The comment by Kardashian West that struck the biggest nerve is included in a Vogue profile from April. “To me, torts is the most confusing, contracts the most boring, and crim law I can do in my sleep,” the reality star rattled off. “Took my first test, I got a 100. Super easy for me. The reading is what really gets me. It’s so time-consuming.” Needless to say, the law students and attorneys of Twitter had something to say about this.

First, there’s the fact that calling any aspect of law school “super easy” is likely to offend the many people who (rightfully) found it difficult. As a Twitter points out, “sound bits from Vogue such as ‘I can do Crim Law in my sleep'” are frankly “insulting.”

Then, there are those who question the validity of her comments as they apply to law school. Another user posed the following: “Kim Kardashian said she got a “100” on her first Crim Law exam. That’s how you know this new storyline is full of shit. Law school exams aren’t fucking multiple choice tests graded out of 100.”

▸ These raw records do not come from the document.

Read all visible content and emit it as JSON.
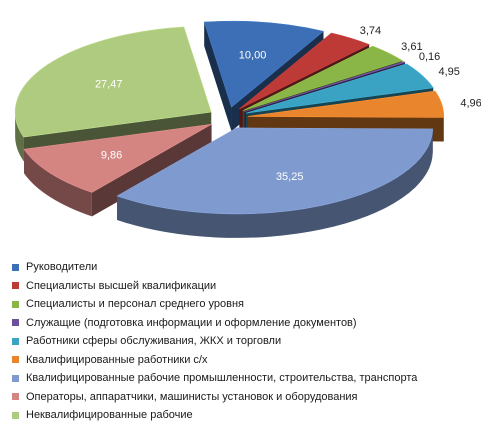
{
  "chart_data": {
    "type": "pie",
    "style": "3d-exploded",
    "legend_position": "bottom",
    "slices": [
      {
        "name": "Руководители",
        "value": 10.0,
        "label": "10,00",
        "color": "#3d6fb6"
      },
      {
        "name": "Специалисты высшей квалификации",
        "value": 3.74,
        "label": "3,74",
        "color": "#bd3a37"
      },
      {
        "name": "Специалисты и персонал среднего уровня",
        "value": 3.61,
        "label": "3,61",
        "color": "#8ab547"
      },
      {
        "name": "Служащие (подготовка  информации и оформление документов)",
        "value": 0.16,
        "label": "0,16",
        "color": "#6d4f9b"
      },
      {
        "name": "Работники сферы обслуживания,  ЖКХ и торговли",
        "value": 4.95,
        "label": "4,95",
        "color": "#3aa3c4"
      },
      {
        "name": "Квалифицированные  работники с/х",
        "value": 4.96,
        "label": "4,96",
        "color": "#e9852d"
      },
      {
        "name": "Квалифицированные  рабочие промышленности, строительства, транспорта",
        "value": 35.25,
        "label": "35,25",
        "color": "#7f9ace"
      },
      {
        "name": "Операторы, аппаратчики,  машинисты установок и оборудования",
        "value": 9.86,
        "label": "9,86",
        "color": "#d48582"
      },
      {
        "name": "Неквалифицированные  рабочие",
        "value": 27.47,
        "label": "27,47",
        "color": "#aecb80"
      }
    ]
  }
}
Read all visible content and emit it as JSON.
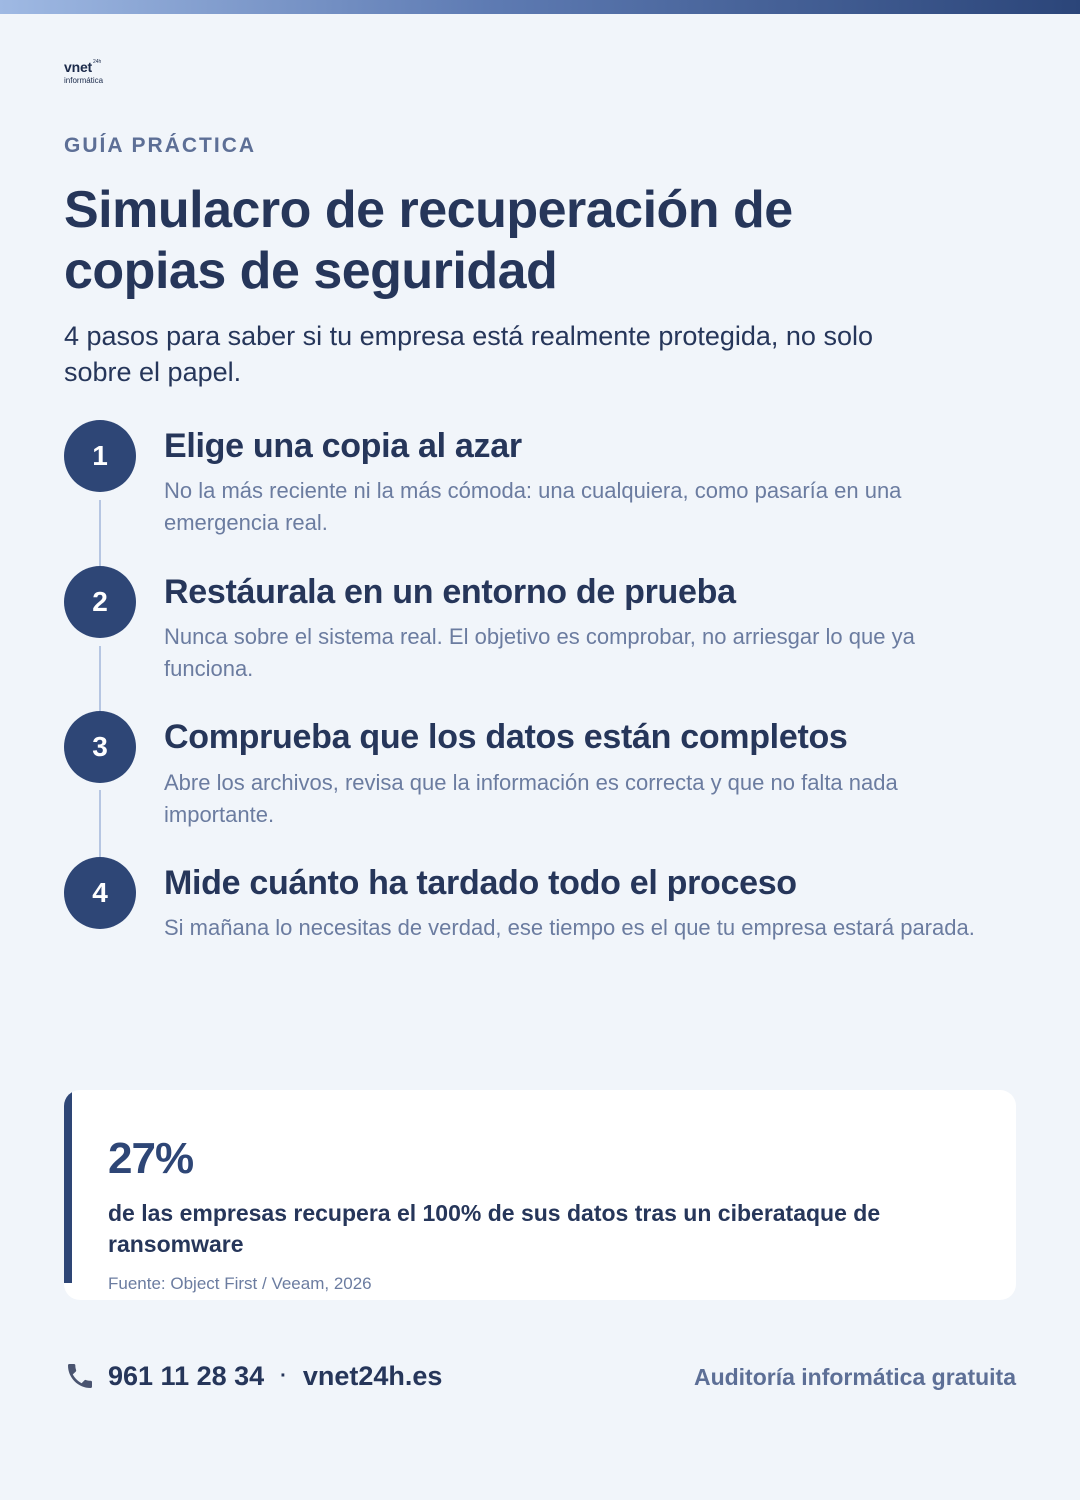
{
  "brand": {
    "logo_main": "vnet",
    "logo_sup": "24h",
    "logo_sub": "informática"
  },
  "eyebrow": "GUÍA PRÁCTICA",
  "title": "Simulacro de recuperación de copias de seguridad",
  "subtitle": "4 pasos para saber si tu empresa está realmente protegida, no solo sobre el papel.",
  "steps": [
    {
      "number": "1",
      "title": "Elige una copia al azar",
      "description": "No la más reciente ni la más cómoda: una cualquiera, como pasaría en una emergencia real."
    },
    {
      "number": "2",
      "title": "Restáurala en un entorno de prueba",
      "description": "Nunca sobre el sistema real. El objetivo es comprobar, no arriesgar lo que ya funciona."
    },
    {
      "number": "3",
      "title": "Comprueba que los datos están completos",
      "description": "Abre los archivos, revisa que la información es correcta y que no falta nada importante."
    },
    {
      "number": "4",
      "title": "Mide cuánto ha tardado todo el proceso",
      "description": "Si mañana lo necesitas de verdad, ese tiempo es el que tu empresa estará parada."
    }
  ],
  "stat": {
    "value": "27%",
    "text": "de las empresas recupera el 100% de sus datos tras un ciberataque de ransomware",
    "source": "Fuente: Object First / Veeam, 2026"
  },
  "footer": {
    "phone": "961 11 28 34",
    "separator": "·",
    "website": "vnet24h.es",
    "cta": "Auditoría informática gratuita"
  },
  "colors": {
    "primary": "#2e4676",
    "text": "#26365a",
    "muted": "#6b7ca0",
    "background": "#f1f5fa"
  }
}
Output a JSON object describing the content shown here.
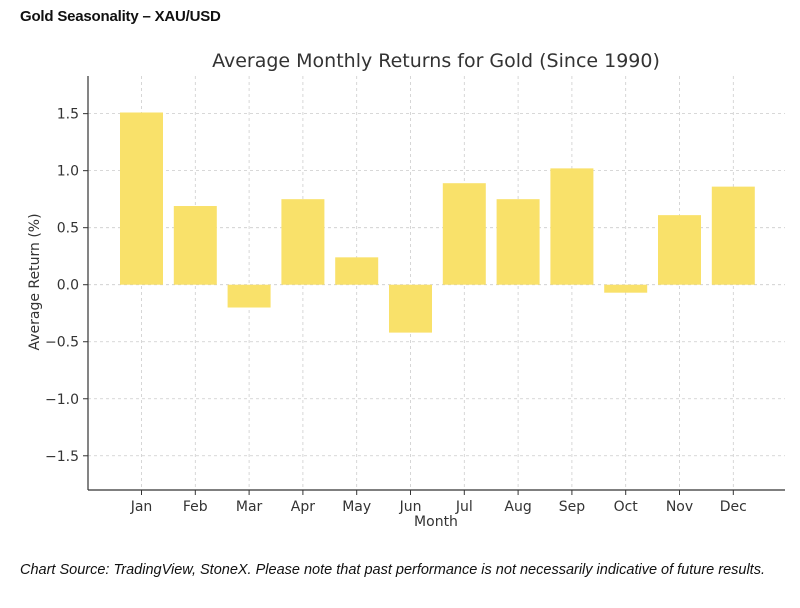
{
  "header": {
    "title": "Gold Seasonality – XAU/USD"
  },
  "footer": {
    "note": "Chart Source: TradingView, StoneX. Please note that past performance is not necessarily indicative of future results."
  },
  "colors": {
    "bar": "#f9e16a",
    "grid": "#cccccc",
    "axis": "#333333",
    "text": "#333333"
  },
  "chart_data": {
    "type": "bar",
    "title": "Average Monthly Returns for Gold (Since 1990)",
    "xlabel": "Month",
    "ylabel": "Average Return (%)",
    "categories": [
      "Jan",
      "Feb",
      "Mar",
      "Apr",
      "May",
      "Jun",
      "Jul",
      "Aug",
      "Sep",
      "Oct",
      "Nov",
      "Dec"
    ],
    "values": [
      1.51,
      0.69,
      -0.2,
      0.75,
      0.24,
      -0.42,
      0.89,
      0.75,
      1.02,
      -0.07,
      0.61,
      0.86
    ],
    "ylim": [
      -1.8,
      1.83
    ],
    "yticks": [
      1.5,
      1.0,
      0.5,
      0.0,
      -0.5,
      -1.0,
      -1.5
    ],
    "ytick_labels": [
      "1.5",
      "1.0",
      "0.5",
      "0.0",
      "−0.5",
      "−1.0",
      "−1.5"
    ],
    "grid": true,
    "legend": "none"
  }
}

The issue of Kardashian West’s privilege is raised once again as well. Another critic tagged the aspiring lawyer in a tweet remarking “some people actually spend money on going to law school… did you know that???”

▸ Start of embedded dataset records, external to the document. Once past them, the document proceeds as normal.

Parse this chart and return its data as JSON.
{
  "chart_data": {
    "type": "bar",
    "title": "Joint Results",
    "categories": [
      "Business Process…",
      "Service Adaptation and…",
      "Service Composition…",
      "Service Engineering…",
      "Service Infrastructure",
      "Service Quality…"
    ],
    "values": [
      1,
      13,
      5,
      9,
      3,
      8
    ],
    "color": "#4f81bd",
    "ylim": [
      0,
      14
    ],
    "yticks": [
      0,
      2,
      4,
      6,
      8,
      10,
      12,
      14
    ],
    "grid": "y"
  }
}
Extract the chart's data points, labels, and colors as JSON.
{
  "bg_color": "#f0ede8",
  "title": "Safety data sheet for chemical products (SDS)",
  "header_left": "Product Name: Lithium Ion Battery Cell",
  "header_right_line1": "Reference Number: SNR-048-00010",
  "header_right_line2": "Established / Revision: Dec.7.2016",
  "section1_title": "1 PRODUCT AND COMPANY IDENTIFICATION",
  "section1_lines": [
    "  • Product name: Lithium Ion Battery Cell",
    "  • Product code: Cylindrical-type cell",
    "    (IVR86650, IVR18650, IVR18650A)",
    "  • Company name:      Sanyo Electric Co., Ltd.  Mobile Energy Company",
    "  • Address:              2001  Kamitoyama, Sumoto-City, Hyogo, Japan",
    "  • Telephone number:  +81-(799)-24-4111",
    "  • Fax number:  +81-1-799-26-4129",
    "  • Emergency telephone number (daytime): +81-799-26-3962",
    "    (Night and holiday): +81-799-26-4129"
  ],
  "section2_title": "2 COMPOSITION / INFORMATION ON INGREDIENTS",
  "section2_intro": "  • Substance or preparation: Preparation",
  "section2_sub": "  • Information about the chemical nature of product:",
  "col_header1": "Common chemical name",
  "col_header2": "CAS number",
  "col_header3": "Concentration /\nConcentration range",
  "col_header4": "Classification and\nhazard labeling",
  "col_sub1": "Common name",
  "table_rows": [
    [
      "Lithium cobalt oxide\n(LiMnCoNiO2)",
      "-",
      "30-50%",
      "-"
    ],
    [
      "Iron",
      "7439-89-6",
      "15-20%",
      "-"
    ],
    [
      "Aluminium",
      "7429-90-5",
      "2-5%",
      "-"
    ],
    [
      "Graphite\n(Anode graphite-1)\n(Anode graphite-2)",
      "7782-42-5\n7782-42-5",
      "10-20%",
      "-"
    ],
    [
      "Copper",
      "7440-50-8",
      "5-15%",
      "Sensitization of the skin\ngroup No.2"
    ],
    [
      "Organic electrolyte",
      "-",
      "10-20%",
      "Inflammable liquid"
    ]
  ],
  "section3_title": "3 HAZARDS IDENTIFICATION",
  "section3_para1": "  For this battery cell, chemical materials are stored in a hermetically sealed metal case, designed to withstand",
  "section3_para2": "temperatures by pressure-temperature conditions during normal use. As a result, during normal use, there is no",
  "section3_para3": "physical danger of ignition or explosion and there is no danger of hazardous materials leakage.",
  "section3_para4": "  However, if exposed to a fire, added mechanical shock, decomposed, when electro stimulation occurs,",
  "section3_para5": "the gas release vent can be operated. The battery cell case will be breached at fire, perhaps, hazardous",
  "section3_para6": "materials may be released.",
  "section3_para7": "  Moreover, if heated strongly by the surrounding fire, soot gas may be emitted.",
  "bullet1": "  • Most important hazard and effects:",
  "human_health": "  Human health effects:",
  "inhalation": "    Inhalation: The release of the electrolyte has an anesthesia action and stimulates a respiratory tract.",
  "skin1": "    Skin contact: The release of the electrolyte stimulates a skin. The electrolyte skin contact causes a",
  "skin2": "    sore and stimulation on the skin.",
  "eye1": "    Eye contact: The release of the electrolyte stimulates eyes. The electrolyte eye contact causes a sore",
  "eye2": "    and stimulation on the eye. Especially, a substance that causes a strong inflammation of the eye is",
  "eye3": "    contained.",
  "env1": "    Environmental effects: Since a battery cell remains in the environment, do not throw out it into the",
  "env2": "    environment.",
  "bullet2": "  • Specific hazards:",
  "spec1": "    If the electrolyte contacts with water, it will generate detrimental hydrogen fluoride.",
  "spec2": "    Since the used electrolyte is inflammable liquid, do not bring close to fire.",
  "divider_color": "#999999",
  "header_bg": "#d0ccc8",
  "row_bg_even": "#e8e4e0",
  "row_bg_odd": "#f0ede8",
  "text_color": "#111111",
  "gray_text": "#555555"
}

Finally, the mention that reading is “so time-consuming,” along with Kardashian West’s complaints earlier this week about working “like, a 14-hour day,” have some questioning whether she’s ready for the time commitment of working in law. An attorney writing for the blog Above The Law calls 14-hour days “medium hours,” and cautions her with the following: “Remember, this is about assisting non-violent drug offenders incarcerated by a broken system. They have to spend, like, 24-hour days in prison.”

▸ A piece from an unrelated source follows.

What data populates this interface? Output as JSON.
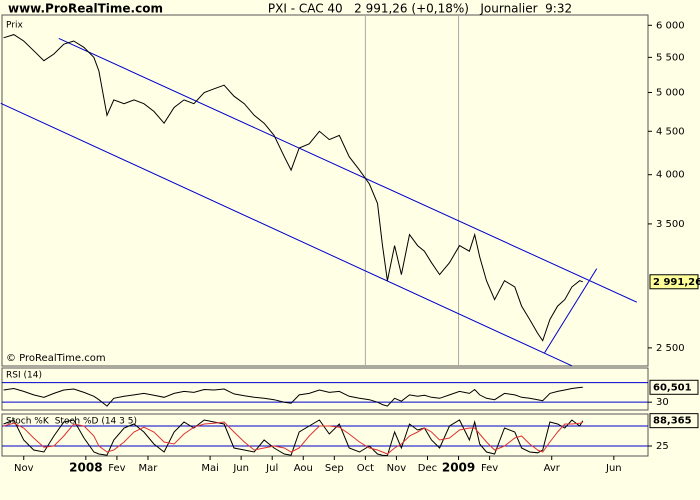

In the end, we fully respect what Kardashian West is trying to do here, even if she could’ve been a little more sensitive to what other law students are going through. It’s important to remember that she’s not studying to become a lawyer in the traditional sense: she’s undertaking a law apprenticeship with the specific goal of furthering her efforts in criminal-justice reform. These attorney’s and law students’ reactions imply that Kardashian West will be competing with them for attorney roles, and that’s simply not the case. We should be glad that she’s taking the opportunity to educate herself on law topics, and gain a more nuanced understanding of the policy she hopes to reform — not shaming her just because her experience looks different from ours.